At last report, ESET received “some confirmation” from the Chinese National Computer Virus Emergency Response Center that the email addresses used for relay would be shut down. There were 63 email accounts the data could have used to relay and there was only one final recipient address.
Center of operations: DHS
Along with diplomatic efforts, federal agencies have been working on a multi-sector approach to holistic response programs to protect against escalation and damage-causing cyber attacks.
“We can't pay as much as the private sector, but the DHS is a cool place to work,” says Mark Weatherford (left), deputy undersecretary for cyber security for the National Protection and Programs Directorate (NPPD), part of the DHS. “Give us three years out of college,” he says, “it'll look good on your résumé.”

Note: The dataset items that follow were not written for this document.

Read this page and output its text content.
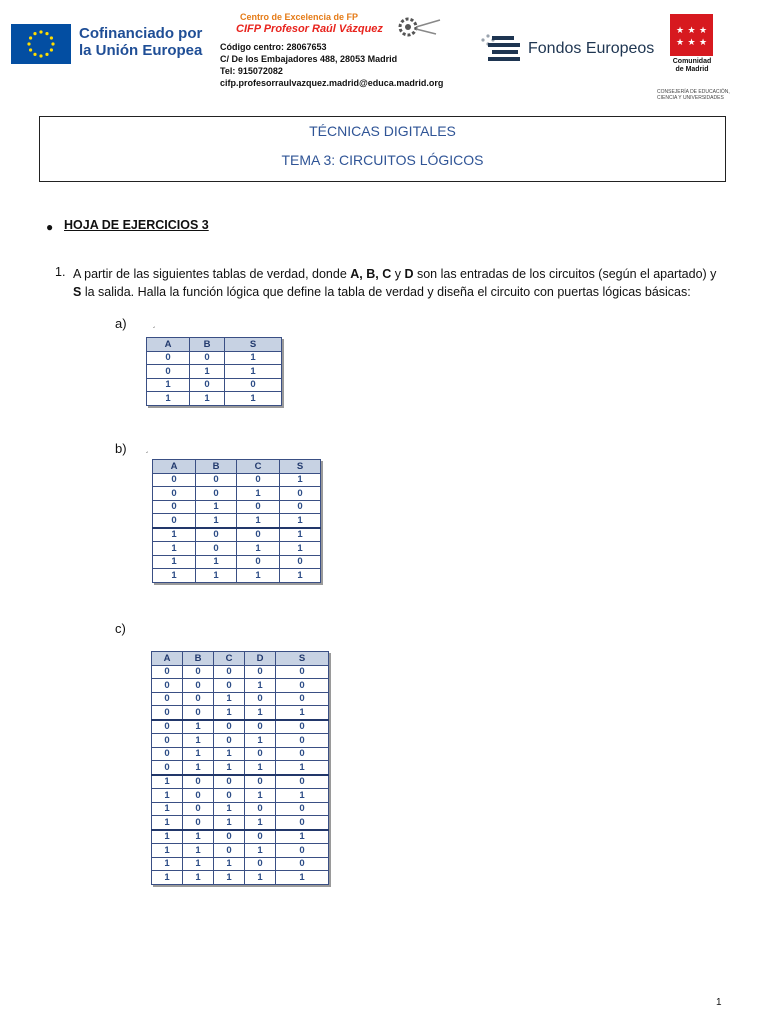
Cofinanciado por
la Unión Europea
Centro de Excelencia de FP
CIFP Profesor Raúl Vázquez
Código centro: 28067653
C/ De los Embajadores 488, 28053 Madrid
Tel: 915072082
cifp.profesorraulvazquez.madrid@educa.madrid.org
Fondos Europeos
★ ★ ★
★ ★ ★
Comunidad
de Madrid
CONSEJERÍA DE EDUCACIÓN,
CIENCIA Y UNIVERSIDADES
TÉCNICAS DIGITALES
TEMA 3: CIRCUITOS LÓGICOS
● HOJA DE EJERCICIOS 3
1. A partir de las siguientes tablas de verdad, donde A, B, C y D son las entradas de los circuitos (según el apartado) y S la salida. Halla la función lógica que define la tabla de verdad y diseña el circuito con puertas lógicas básicas:
a)
b)
c)
´
´
A	B	S
0	0	1
0	1	1
1	0	0
1	1	1
A	B	C	S
0	0	0	1
0	0	1	0
0	1	0	0
0	1	1	1
1	0	0	1
1	0	1	1
1	1	0	0
1	1	1	1
A	B	C	D	S
0	0	0	0	0
0	0	0	1	0
0	0	1	0	0
0	0	1	1	1
0	1	0	0	0
0	1	0	1	0
0	1	1	0	0
0	1	1	1	1
1	0	0	0	0
1	0	0	1	1
1	0	1	0	0
1	0	1	1	0
1	1	0	0	1
1	1	0	1	0
1	1	1	0	0
1	1	1	1	1
1
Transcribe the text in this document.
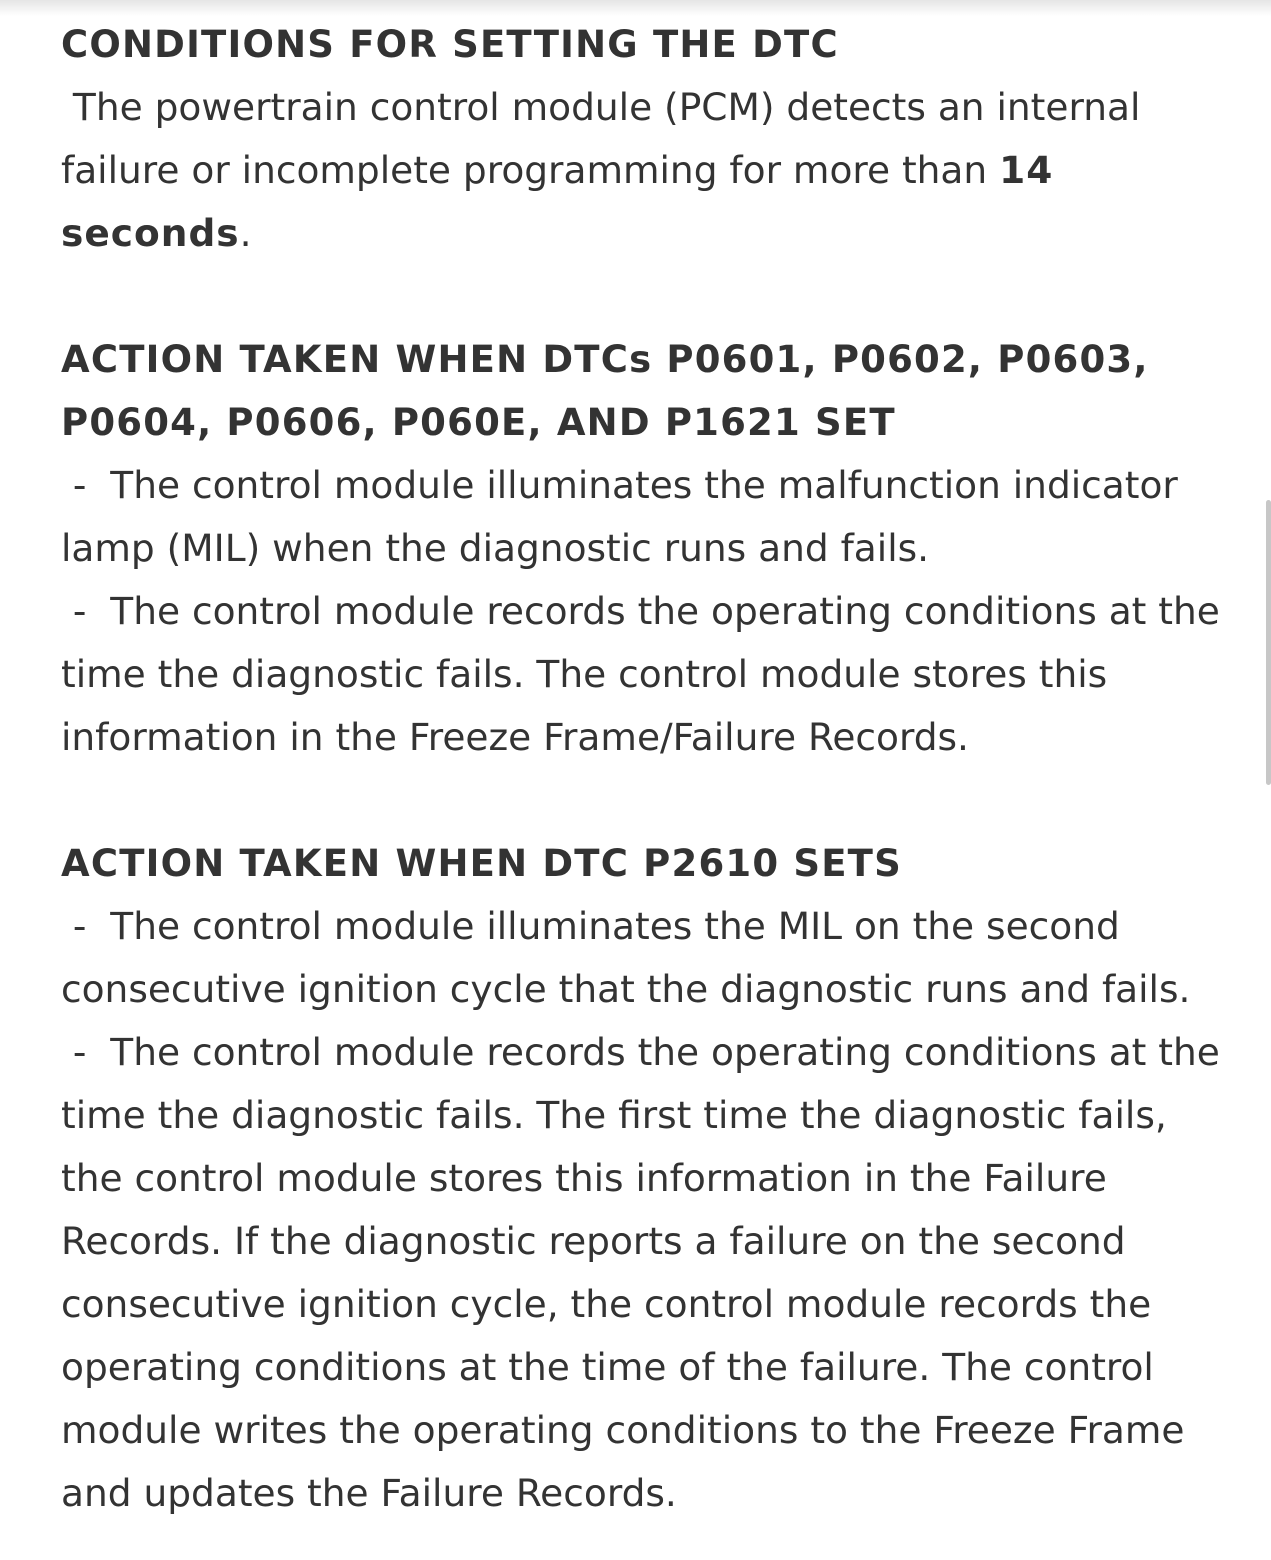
CONDITIONS FOR SETTING THE DTC

The powertrain control module (PCM) detects an internal failure or incomplete programming for more than 14 seconds.

ACTION TAKEN WHEN DTCs P0601, P0602, P0603, P0604, P0606, P060E, AND P1621 SET

-  The control module illuminates the malfunction indicator lamp (MIL) when the diagnostic runs and fails.

-  The control module records the operating conditions at the time the diagnostic fails. The control module stores this information in the Freeze Frame/Failure Records.

ACTION TAKEN WHEN DTC P2610 SETS

-  The control module illuminates the MIL on the second consecutive ignition cycle that the diagnostic runs and fails.

-  The control module records the operating conditions at the time the diagnostic fails. The first time the diagnostic fails, the control module stores this information in the Failure Records. If the diagnostic reports a failure on the second consecutive ignition cycle, the control module records the operating conditions at the time of the failure. The control module writes the operating conditions to the Freeze Frame and updates the Failure Records.
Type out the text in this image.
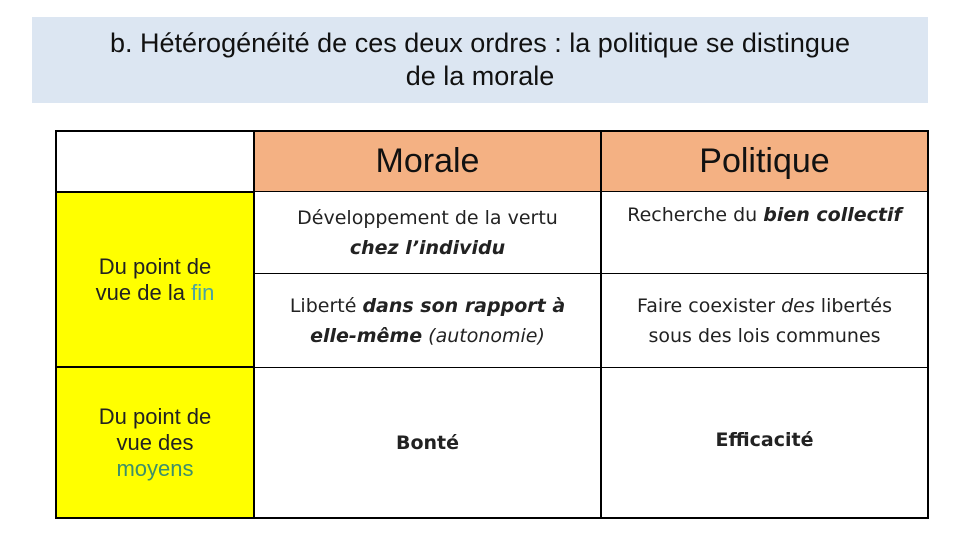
b. Hétérogénéité de ces deux ordres : la politique se distingue
de la morale
Morale	Politique
Du point de
vue de la fin
Du point de
vue des
moyens
Développement de la vertu
chez l’individu
Recherche du bien collectif
Liberté dans son rapport à
elle-même (autonomie)
Faire coexister des libertés
sous des lois communes
Bonté	Efficacité
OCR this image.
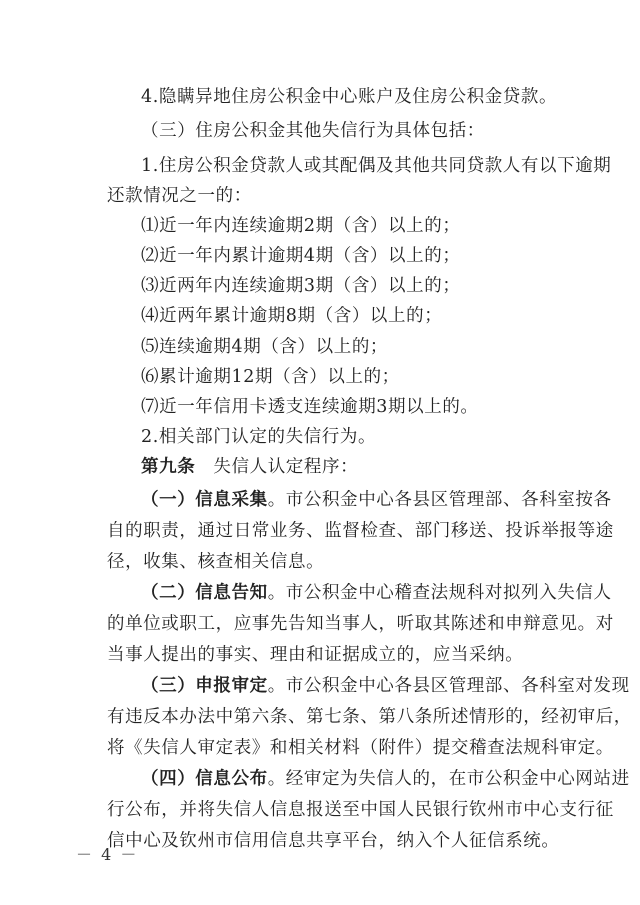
4.隐瞒异地住房公积金中心账户及住房公积金贷款。
（三）住房公积金其他失信行为具体包括：
1.住房公积金贷款人或其配偶及其他共同贷款人有以下逾期
还款情况之一的：
⑴近一年内连续逾期2期（含）以上的；
⑵近一年内累计逾期4期（含）以上的；
⑶近两年内连续逾期3期（含）以上的；
⑷近两年累计逾期8期（含）以上的；
⑸连续逾期4期（含）以上的；
⑹累计逾期12期（含）以上的；
⑺近一年信用卡透支连续逾期3期以上的。
2.相关部门认定的失信行为。
第九条　失信人认定程序：
（一）信息采集。市公积金中心各县区管理部、各科室按各
自的职责，通过日常业务、监督检查、部门移送、投诉举报等途
径，收集、核查相关信息。
（二）信息告知。市公积金中心稽查法规科对拟列入失信人
的单位或职工，应事先告知当事人，听取其陈述和申辩意见。对
当事人提出的事实、理由和证据成立的，应当采纳。
（三）申报审定。市公积金中心各县区管理部、各科室对发现
有违反本办法中第六条、第七条、第八条所述情形的，经初审后，
将《失信人审定表》和相关材料（附件）提交稽查法规科审定。
（四）信息公布。经审定为失信人的，在市公积金中心网站进
行公布，并将失信人信息报送至中国人民银行钦州市中心支行征
信中心及钦州市信用信息共享平台，纳入个人征信系统。
－ 4 －
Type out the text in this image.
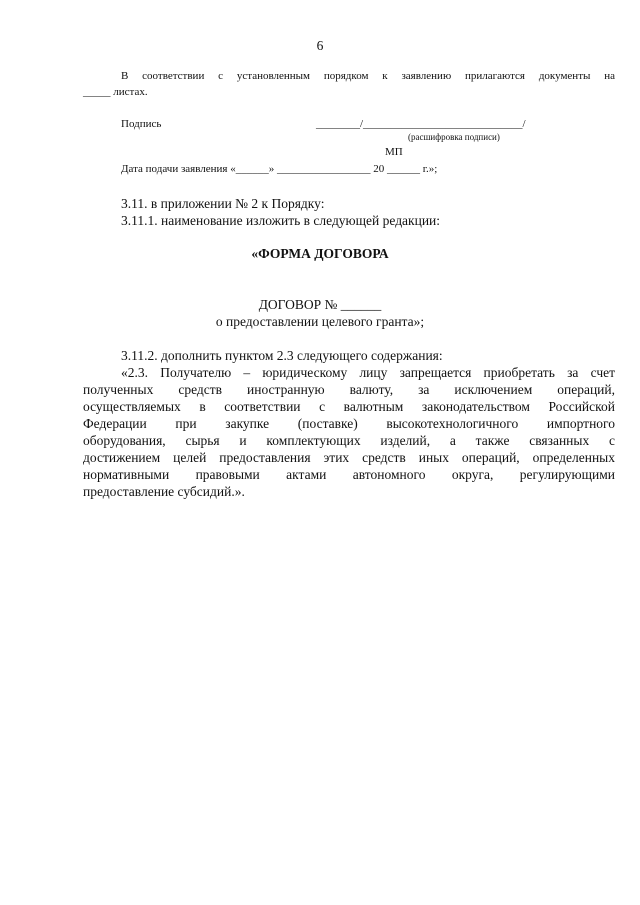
6
В соответствии с установленным порядком к заявлению прилагаются документы на
_____ листах.
Подпись	________/_____________________________/
(расшифровка подписи)
МП
Дата подачи заявления «______» _________________ 20 ______ г.»;
3.11. в приложении № 2 к Порядку:
3.11.1. наименование изложить в следующей редакции:
«ФОРМА ДОГОВОРА
ДОГОВОР № ______
о предоставлении целевого гранта»;
3.11.2. дополнить пунктом 2.3 следующего содержания:
«2.3. Получателю – юридическому лицу запрещается приобретать за счет
полученных средств иностранную валюту, за исключением операций,
осуществляемых в соответствии с валютным законодательством Российской
Федерации при закупке (поставке) высокотехнологичного импортного
оборудования, сырья и комплектующих изделий, а также связанных с
достижением целей предоставления этих средств иных операций, определенных
нормативными правовыми актами автономного округа, регулирующими
предоставление субсидий.».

The DHS, with a mission to protect defense networks, is being positioned as the central clearinghouse of information between federal agencies and the public sector. This arrangement would be different than the vertically oriented Information Sharing and Analysis Centers (ISACs) that primarily share data to their memberships of sector-related organizations.
With no technology that could to this today, and with privacy issues about the information being requested, it is no surprise that the White House-backed Cyber Security Act of 2012 failed so quickly in Congress last month. However, the writing is on the wall. Cyber war is upon us, and organizations need better means of protecting themselves and sharing threat information to protect the larger infrastructure.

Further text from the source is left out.